Global X Research Analyst Pedro Palandrani identifies the video games and esports market as a key one to watch. At $150 billion, it’s larger than the box office and music industry together. And this consumer-driven market is growing quickly, with 2020 potentially being a big year for several video game manufacturers like Microsoft and Sony.
Put yourself, and your finances, first.
As a parent, you want to help out and protect your kids at all costs. But sometimes, the cost of putting your kids above all else i can be detrimental to your future. Sarah Newcomb, Morningstar Inc.’s director of behavioral science, explains how saving for your retirement vs. saving for your children’s education is similar to putting on your own oxygen mask first on a plane before assisting another. Why? You can’t help out others without meeting your own needs first.
Newcomb encourages parents to prioritize their finances — a message that isn’t heard as often. Because while you want to set your kids up for a strong financial future, sometimes the best thing you can do is model positive financial behaviors, like funding your retirement.
Don’t take on student debt that could drown you.
Debt from student loans can be a major burden on a budget, but it doesn’t have to be, Newcomb explains. Research has found that paying back student loans become a detrimental burden when monthly payments are greater than 8% of your monthly post-graduation income.
This is a critical factor to consider when thinking about taking out loans for school. But it doesn’t mean you have to give up schooling for fear of loans.

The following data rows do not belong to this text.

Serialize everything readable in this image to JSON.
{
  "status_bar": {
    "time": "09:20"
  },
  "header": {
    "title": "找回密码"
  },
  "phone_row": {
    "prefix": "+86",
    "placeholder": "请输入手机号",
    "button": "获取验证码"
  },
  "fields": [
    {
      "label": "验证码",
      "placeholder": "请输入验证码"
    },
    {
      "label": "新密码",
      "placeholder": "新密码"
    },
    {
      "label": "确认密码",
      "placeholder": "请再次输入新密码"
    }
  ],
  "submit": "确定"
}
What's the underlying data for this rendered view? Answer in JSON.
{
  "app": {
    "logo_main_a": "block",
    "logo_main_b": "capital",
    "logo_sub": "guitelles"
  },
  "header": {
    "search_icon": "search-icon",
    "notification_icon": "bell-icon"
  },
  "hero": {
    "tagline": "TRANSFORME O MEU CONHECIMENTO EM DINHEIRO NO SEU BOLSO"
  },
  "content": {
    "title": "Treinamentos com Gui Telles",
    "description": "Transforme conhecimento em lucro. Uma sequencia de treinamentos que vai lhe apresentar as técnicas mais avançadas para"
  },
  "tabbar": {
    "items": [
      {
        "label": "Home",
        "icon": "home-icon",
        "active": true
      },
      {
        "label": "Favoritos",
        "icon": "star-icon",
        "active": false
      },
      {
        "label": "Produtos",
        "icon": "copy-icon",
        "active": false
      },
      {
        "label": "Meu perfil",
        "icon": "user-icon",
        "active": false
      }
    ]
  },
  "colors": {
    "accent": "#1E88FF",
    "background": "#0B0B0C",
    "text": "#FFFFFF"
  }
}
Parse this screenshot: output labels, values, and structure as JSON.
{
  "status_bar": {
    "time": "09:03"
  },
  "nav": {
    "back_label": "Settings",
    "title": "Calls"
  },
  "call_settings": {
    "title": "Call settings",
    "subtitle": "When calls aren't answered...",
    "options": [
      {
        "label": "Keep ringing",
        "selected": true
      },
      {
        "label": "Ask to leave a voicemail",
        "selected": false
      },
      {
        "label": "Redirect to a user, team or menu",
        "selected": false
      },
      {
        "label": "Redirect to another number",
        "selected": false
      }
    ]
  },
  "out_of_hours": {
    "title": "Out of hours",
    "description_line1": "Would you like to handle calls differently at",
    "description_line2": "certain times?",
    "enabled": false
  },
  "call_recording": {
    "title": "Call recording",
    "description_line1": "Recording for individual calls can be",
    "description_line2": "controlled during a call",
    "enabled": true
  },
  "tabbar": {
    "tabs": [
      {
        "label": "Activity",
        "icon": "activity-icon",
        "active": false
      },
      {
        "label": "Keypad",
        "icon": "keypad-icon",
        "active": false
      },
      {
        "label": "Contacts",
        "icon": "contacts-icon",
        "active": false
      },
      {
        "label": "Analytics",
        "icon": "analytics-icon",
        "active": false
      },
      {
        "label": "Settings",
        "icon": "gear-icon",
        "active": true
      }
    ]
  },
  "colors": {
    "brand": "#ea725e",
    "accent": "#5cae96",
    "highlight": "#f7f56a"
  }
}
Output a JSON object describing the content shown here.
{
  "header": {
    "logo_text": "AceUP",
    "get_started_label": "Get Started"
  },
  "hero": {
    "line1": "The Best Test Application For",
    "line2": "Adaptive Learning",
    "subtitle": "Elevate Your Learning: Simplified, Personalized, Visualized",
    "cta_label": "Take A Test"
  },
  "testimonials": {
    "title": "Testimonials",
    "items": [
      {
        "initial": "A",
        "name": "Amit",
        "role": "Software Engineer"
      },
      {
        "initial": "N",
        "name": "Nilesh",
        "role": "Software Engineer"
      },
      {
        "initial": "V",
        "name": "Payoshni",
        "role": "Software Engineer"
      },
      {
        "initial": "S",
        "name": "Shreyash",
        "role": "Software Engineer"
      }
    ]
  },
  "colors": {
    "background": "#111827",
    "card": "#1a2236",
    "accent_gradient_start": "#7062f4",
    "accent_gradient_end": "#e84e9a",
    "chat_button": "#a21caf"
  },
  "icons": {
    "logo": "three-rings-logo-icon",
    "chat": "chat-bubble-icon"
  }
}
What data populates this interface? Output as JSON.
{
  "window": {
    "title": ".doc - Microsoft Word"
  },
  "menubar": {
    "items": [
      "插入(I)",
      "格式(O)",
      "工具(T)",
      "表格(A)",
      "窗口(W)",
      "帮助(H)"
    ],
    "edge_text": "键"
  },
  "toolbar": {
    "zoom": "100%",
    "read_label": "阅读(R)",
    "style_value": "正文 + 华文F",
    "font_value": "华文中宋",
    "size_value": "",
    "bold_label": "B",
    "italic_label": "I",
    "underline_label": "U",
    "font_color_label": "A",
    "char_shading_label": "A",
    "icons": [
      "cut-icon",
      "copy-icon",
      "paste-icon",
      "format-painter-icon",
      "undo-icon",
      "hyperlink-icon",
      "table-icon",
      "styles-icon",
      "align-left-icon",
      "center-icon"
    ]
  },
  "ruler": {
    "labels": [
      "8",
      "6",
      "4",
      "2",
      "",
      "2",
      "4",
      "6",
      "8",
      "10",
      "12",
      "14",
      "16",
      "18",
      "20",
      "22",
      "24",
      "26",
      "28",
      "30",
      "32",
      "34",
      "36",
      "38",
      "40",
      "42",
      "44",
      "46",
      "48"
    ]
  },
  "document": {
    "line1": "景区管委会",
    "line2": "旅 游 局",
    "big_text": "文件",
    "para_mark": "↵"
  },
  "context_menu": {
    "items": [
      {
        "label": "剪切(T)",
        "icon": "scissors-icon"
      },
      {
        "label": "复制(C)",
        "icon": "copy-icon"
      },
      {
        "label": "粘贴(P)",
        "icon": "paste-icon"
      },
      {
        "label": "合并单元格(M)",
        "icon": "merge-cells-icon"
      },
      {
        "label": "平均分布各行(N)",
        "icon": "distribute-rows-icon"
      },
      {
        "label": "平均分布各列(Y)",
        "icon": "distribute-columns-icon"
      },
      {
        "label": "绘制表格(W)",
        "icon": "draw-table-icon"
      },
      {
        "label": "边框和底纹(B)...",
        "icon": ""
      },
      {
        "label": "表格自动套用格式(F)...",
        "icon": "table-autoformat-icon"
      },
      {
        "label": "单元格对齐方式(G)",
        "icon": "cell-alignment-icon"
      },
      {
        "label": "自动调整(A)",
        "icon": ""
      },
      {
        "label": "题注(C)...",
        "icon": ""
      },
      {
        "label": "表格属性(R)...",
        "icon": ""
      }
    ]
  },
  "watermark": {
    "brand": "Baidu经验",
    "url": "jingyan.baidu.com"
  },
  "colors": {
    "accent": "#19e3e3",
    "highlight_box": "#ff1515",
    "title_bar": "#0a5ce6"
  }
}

Newcomb recommends factoring in your expected post-grad income (starting salary), your loan repayment period (typically 5,10, or 20 years), and your predicted interest rate to see how much student debt you can likely afford to take on.
View your investments from another angle.
You can assess and compare companies (and potential stocks for your portfolio) using a number of financial factors, like profits, dividend growth, and market share. But if you want to dive deeper into a business’s possible long-term value, you may want to view it through a new lens. That’s where environmental, social, and governance (ESG) analysis comes in, according to Sarah Kjellberg, head of iShares Sustainable ETFs at BlackRock.
Two companies may look similar financially. But if you view them through an ESG perspective, you can shine a spotlight on big differences that may matter in the long run. Consider assessing elements like the CEO’s pay (is it fair?), data security (do they have a history of breaches?), and employee satisfaction (are employees pleased with the company?) to get a more expansive view of a security’s risks.
FIRE might be the move for you.
The FIRE Movement (that’s Financially Independent, Retire Early) gets a bad rap because some people assume it requires being stingy with money. Andy Hill, author of the blog Marriage, Kids and Money, sees it differently.
In a discussion with Ally Invest President Lule Demmissie, Hill says participating in the FIRE movement does require you to give a hard look at your expenses and make budget changes here and there, cutting expenses that aren’t necessary. But through this process, FIRE can open your eyes and free up your finances to help you refocus your spending on the things that really matter to you and bring your joy.
Consider options trading as another option.
Want to generate extra income in your retirement account? Investing in high dividend-yielding stocks is one option. But Senior Options Analyst for Ally Invest Brian Overby suggests trading options is another, often overlooked, opportunity. Selling options in a covered call strategy involves less risk than other types of options trading and can help boost your retirement portfolio’s income, which is especially important during retirement. While you do need to get proper approvals to trade options in a retirement account, most brokers, including Ally, will allow you to utilize this strategy in your account.
Don’t get FOMO about your retirement. Start saving today — and try out some of our experts’ strategies — to fund a future you can get excited for.